More also had opportunities to work in integrated settings. The latter half of the 20th century saw the introduction of two new African American medical schools: Charles Drew University of Medicine and Science in Los Angeles and Morehouse School of Medicine in Atlanta.

But issues with how African American doctors are perceived persisted, and remain a problem today. “When a black person walks in, whether this person is really a physician, they walk into a hospital not being perceived as a physician, but as a member of the housekeeping staff,” Gamble says. “So there are those biases I think black doctors still face, not the exclusion of the past but implicit biases. … Some people believe black physicians are there because of affirmative action, and they’re not as qualified as a white physician.”

In 2008, the American Medical Association issued an official apology, acknowledging its “past history of racial inequality toward African-American physicians.” Historians say for change now to occur, ways must be found to boost the number of African American men and women attending medical school.

The cost of medical-school tuition is one obstacle. And with increased career options after integration, many African American students who could go on to medical school are choosing other options instead. “When I was going to medical school,” Gamble says, “there were some people who were saying, ‘I’m going to Wharton to get an MBA. I can be out in two years.’”

“It’s a pipeline issue,” says Susan Reverby, a historian of medicine and a Wellesley College professor. “How do you start making it possible for black children to imagine this is something they can do?”
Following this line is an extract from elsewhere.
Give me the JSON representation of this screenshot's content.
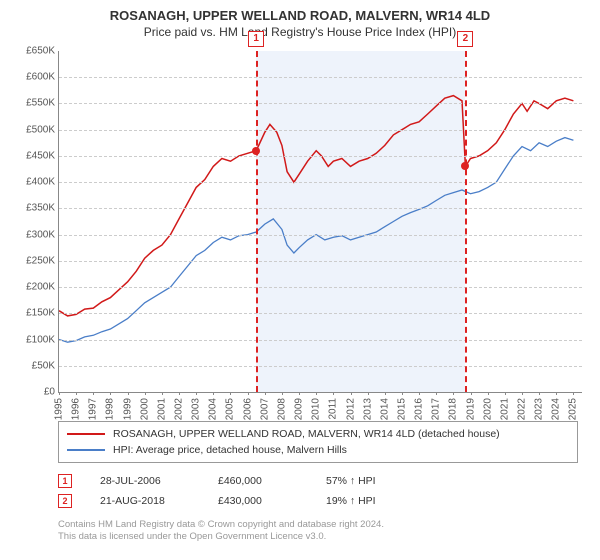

My family has shown that having a role model can be key. Like John followed in Edward Ramsey’s footsteps, my father, Harold, followed in John’s. He graduated from Meharry, John’s alma mater, in 1962, and went on to chair a department and teach at the school for 30 years. Now, generations of African American doctors he taught are practicing medicine nationwide.


* This article originally misstated the name of Ward's book as Deluxe Jim Crow. We regret the error.

Karen Jordan is a reporter based in Los Angeles. She is the author of a forthcoming book about her great-grandfather, one of the first African American doctors in Georgia.